Why god? Why?


It struck me like the lightning ball that struck crazy naked Joe while he was running in the meadow. How do you recognize a blind person? Not because of the cane, it only covers the outdoor blinds. Not because of the dog. Blind people do develop their other senses. And no super sensitive smeller would want to serve dog food. So there you are. The answer was the sunglasses. We were looking for "the sunglasses". Better luck next time.
And I started wondering. I mean actor studio kind of wondering. Become the character. Feel his life. Sense his feelings. Wear his shoes, well no actually. I couldn't wear used shoes. But as I was living the life of a blind person, and while my roommate was yelling about me urinating on the toilet seat, I started to think about the sunglasses again. I don't have any perception of my external appearance and yet I am supposed to be wearing sunglasses. It doesn't make sense. The only purpose of sunglasses is to protect my eyes from the light. And I'm blind. How worse can it get for my eyes? So the answer must be somewhere else.
First of all, if you were born blind the whole concept of sunglasses makes as much sense to you as the concept of sky to a mole.
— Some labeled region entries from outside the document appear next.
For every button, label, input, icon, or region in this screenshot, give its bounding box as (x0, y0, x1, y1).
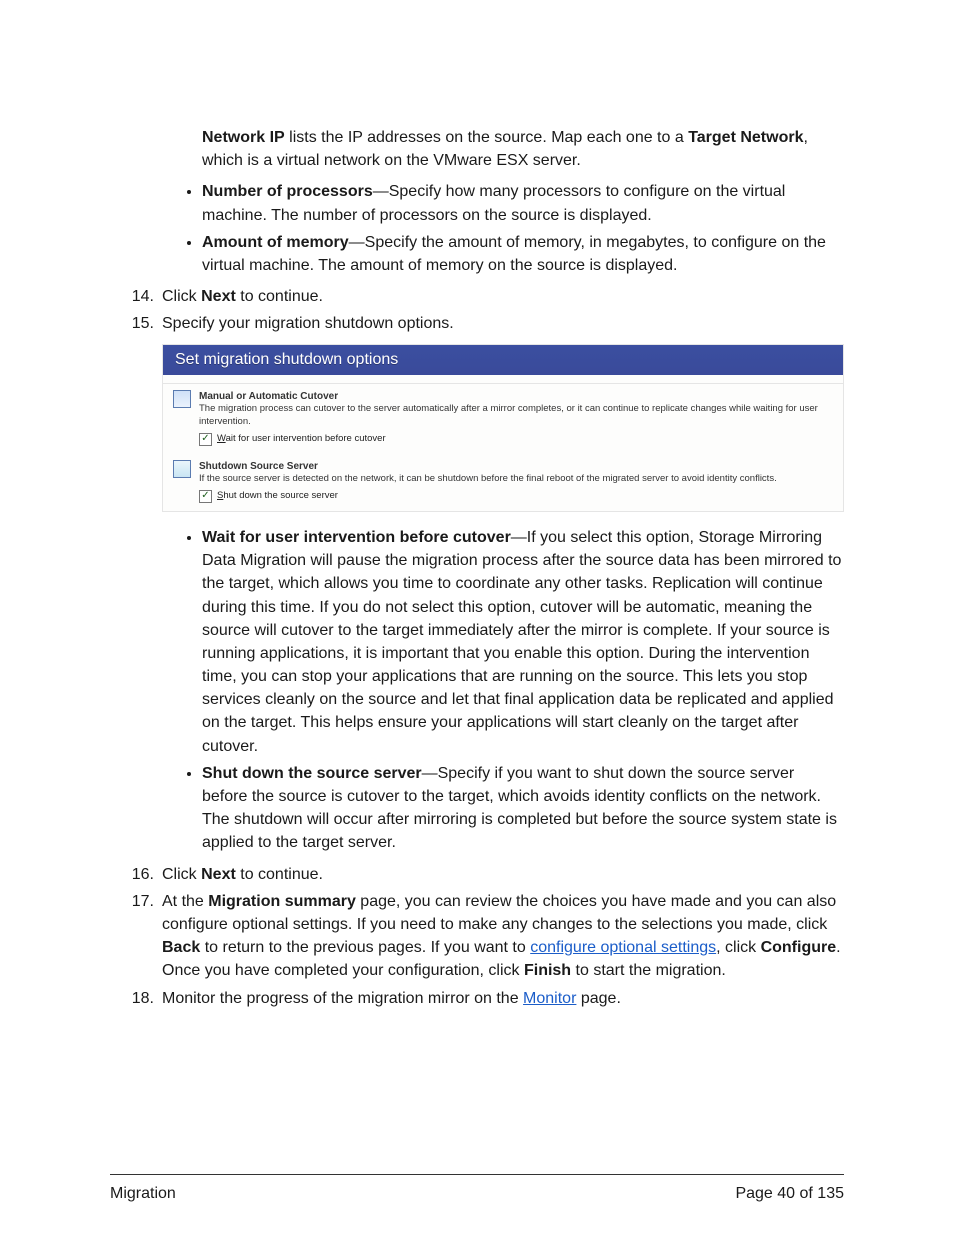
text: , click (716, 939, 760, 956)
next-bold: Next (201, 288, 236, 305)
step-16: 16. Click Next to continue. (110, 863, 844, 886)
manual-cutover-section: Manual or Automatic Cutover The migratio… (163, 384, 843, 454)
section-description: If the source server is detected on the … (199, 473, 833, 486)
section-heading: Shutdown Source Server (199, 460, 833, 474)
text: Monitor the progress of the migration mi… (162, 990, 523, 1007)
next-bold: Next (201, 866, 236, 883)
migration-summary-bold: Migration summary (208, 893, 356, 910)
step-15: 15. Specify your migration shutdown opti… (110, 312, 844, 335)
monitor-link[interactable]: Monitor (523, 990, 576, 1007)
bullet-mem: Amount of memory—Specify the amount of m… (202, 231, 844, 277)
step-14: 14. Click Next to continue. (110, 285, 844, 308)
check-icon: ✓ (201, 491, 209, 501)
step-18: 18. Monitor the progress of the migratio… (110, 987, 844, 1010)
text: Click (162, 288, 201, 305)
wait-cutover-checkbox[interactable]: ✓ Wait for user intervention before cuto… (199, 433, 386, 446)
section-description: The migration process can cutover to the… (199, 403, 833, 429)
text: to start the migration. (571, 962, 726, 979)
target-network-bold: Target Network (688, 129, 803, 146)
step-number: 18. (110, 987, 162, 1010)
top-bullets: Number of processors—Specify how many pr… (172, 180, 844, 277)
page-footer: Migration Page 40 of 135 (110, 1174, 844, 1203)
bullet-nproc: Number of processors—Specify how many pr… (202, 180, 844, 226)
checkbox-label: Wait for user intervention before cutove… (217, 433, 386, 446)
shutdown-source-section: Shutdown Source Server If the source ser… (163, 454, 843, 511)
mem-bold: Amount of memory (202, 234, 349, 251)
step-17: 17. At the Migration summary page, you c… (110, 890, 844, 983)
text: page. (576, 990, 620, 1007)
step-body: Click Next to continue. (162, 285, 844, 308)
network-ip-bold: Network IP (202, 129, 285, 146)
shutdown-options-dialog: Set migration shutdown options Manual or… (162, 344, 844, 512)
text: Click (162, 866, 201, 883)
server-icon (173, 460, 191, 478)
step-body: Click Next to continue. (162, 863, 844, 886)
label-rest: ait for user intervention before cutover (226, 433, 386, 444)
back-bold: Back (162, 939, 200, 956)
text: At the (162, 893, 208, 910)
text: —If you select this option, Storage Mirr… (202, 529, 841, 755)
info-icon (173, 390, 191, 408)
page: Network IP lists the IP addresses on the… (0, 0, 954, 1235)
section-content: Shutdown Source Server If the source ser… (199, 460, 833, 503)
option-bullets: Wait for user intervention before cutove… (172, 526, 844, 855)
section-content: Manual or Automatic Cutover The migratio… (199, 390, 833, 446)
configure-bold: Configure (761, 939, 837, 956)
step-number: 16. (110, 863, 162, 886)
text: to continue. (236, 866, 323, 883)
mnemonic: W (217, 433, 226, 444)
network-ip-para: Network IP lists the IP addresses on the… (202, 126, 844, 172)
checkbox-label: Shut down the source server (217, 490, 338, 503)
dialog-separator (163, 375, 843, 384)
text: to continue. (236, 288, 323, 305)
footer-section: Migration (110, 1185, 176, 1203)
finish-bold: Finish (524, 962, 571, 979)
nproc-bold: Number of processors (202, 183, 373, 200)
wait-bold: Wait for user intervention before cutove… (202, 529, 511, 546)
step-number: 14. (110, 285, 162, 308)
text: to return to the previous pages. If you … (200, 939, 530, 956)
checkbox-box: ✓ (199, 433, 212, 446)
section-heading: Manual or Automatic Cutover (199, 390, 833, 404)
bullet-wait: Wait for user intervention before cutove… (202, 526, 844, 758)
shut-bold: Shut down the source server (202, 765, 422, 782)
step-number: 15. (110, 312, 162, 335)
step-body: At the Migration summary page, you can r… (162, 890, 844, 983)
dialog-title: Set migration shutdown options (163, 345, 843, 375)
text: lists the IP addresses on the source. Ma… (285, 129, 689, 146)
step-number: 17. (110, 890, 162, 983)
shutdown-source-checkbox[interactable]: ✓ Shut down the source server (199, 490, 338, 503)
step-body: Monitor the progress of the migration mi… (162, 987, 844, 1010)
footer-page: Page 40 of 135 (735, 1185, 844, 1203)
step-body: Specify your migration shutdown options. (162, 312, 844, 335)
configure-optional-settings-link[interactable]: configure optional settings (530, 939, 716, 956)
bullet-shut: Shut down the source server—Specify if y… (202, 762, 844, 855)
check-icon: ✓ (201, 434, 209, 444)
label-rest: hut down the source server (223, 490, 338, 501)
checkbox-box: ✓ (199, 490, 212, 503)
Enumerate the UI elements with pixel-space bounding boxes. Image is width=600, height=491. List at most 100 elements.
So it cannot be a naturally blind person who came up with that. Maybe someone who became blind. Someone who thought that he would look cool with sunglasses. But then again, that person would know that if you wear sunglasses inside, you don't look cool. You look more like a pervert who found a way of checking women out without being spotted. And that's just sad.
So there it is. It had to be the work of an outsider. A non-blind person. But what on earth could motivate such a person to make a blind fellow wear sunglasses. A practical joke perhaps. I felt I was getting closer, but this solution wasn't good enough. Mankind is cruel. Practical jokes are not enough. No it was something else. The discomfort! The wandering eyes of a blind person can make people uneasy. So there it was. Let's hide what we cannot stand. Let's chase the sick out of town and fold the eyes of the blind.
Another mistery solved, and another step deeper into mankind's hideous nature. Sometimes I just hope we would all be erased of the surface of the globe. But then again, who would feed the cat.

I used the word "but" five times in this blog. Which is one more time than what my doctor recommands. But I don't care what he says. I'm not sick.